9. A method for modulating mite infestation in a plant, the method comprising applying to the plant and/or seeds thereof and/or substrate used for growing said plant an amount of the composition of either of claims 2 or 5 effective to modulate said mite infestation.

10. The method of claim 9, wherein the mite is Tetranychus urticae (two- spotted spider mite).

11. The method of claim 9, wherein the chemical or biological pesticide is selected from the group consisting of an herbicide, a bactericide, a nematicide, a fungicide and an insecticide.

12. The method of claim 9, wherein the pesticide is selected from the group consisting of Grandevo^® and Regalia^®.

13. The method of claim 1 1, wherein the herbicide is selected from the group consisting of sarmentine and thaxtomin.

14. Use of the composition of claim 2, optionally in combination with a second substance, to formulate a miticidal composition, wherein the second substance is selected from the group consisting of one or more of:

(a) a chemical or biological pesticide,

(b) a plant growth-promoting agent,

(c) a carrier,

(d) a diluent,

(e) an adjuvant, (f) a surfactant,

(g) a fertilizer, and

(h) an anti-phytopathogenic agent.

15. The use according to claim 14, wherein the miticidal composition is used for modulating Tetranychus urticae (two-spotted spider mite) infestation in a plant.

16. The use according to claim 14, wherein the pesticide is selected from the group consisting of an herbicide, a bactericide, a nematicide, a fungicide and an insecticide.

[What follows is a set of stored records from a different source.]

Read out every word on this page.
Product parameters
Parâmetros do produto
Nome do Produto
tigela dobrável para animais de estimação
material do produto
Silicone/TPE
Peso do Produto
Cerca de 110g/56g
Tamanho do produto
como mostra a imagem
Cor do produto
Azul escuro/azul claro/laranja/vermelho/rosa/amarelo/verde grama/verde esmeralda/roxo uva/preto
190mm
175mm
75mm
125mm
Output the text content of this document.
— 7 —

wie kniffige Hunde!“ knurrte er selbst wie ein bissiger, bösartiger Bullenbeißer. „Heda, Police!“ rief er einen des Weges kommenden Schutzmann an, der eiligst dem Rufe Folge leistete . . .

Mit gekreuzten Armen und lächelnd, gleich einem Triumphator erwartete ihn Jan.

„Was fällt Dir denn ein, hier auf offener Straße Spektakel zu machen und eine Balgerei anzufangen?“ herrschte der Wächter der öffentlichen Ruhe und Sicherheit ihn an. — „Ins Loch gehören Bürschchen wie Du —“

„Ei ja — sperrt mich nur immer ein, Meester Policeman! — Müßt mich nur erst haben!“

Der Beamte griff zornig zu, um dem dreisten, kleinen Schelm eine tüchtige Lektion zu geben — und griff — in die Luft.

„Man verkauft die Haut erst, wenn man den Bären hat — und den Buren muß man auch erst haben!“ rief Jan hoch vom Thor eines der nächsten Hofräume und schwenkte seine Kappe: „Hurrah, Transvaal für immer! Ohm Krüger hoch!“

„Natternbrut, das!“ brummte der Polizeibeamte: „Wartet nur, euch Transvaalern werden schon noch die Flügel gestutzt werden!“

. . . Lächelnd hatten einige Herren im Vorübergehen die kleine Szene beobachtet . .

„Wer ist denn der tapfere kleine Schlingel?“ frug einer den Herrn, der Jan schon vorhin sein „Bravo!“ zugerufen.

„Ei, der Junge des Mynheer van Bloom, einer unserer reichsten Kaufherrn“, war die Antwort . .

17. The use according to claim 14, wherein the pesticide is selected from the group consisting of Grandevo^® and Regalia^®.

18. The use according to claim 16, wherein the herbicide is selected from the group consisting of sarmentine and thaxtomin.

19. A plant comprising the composition of either of claims 2 or 5.

20. A seed comprising the composition of either of claims 2 or 5.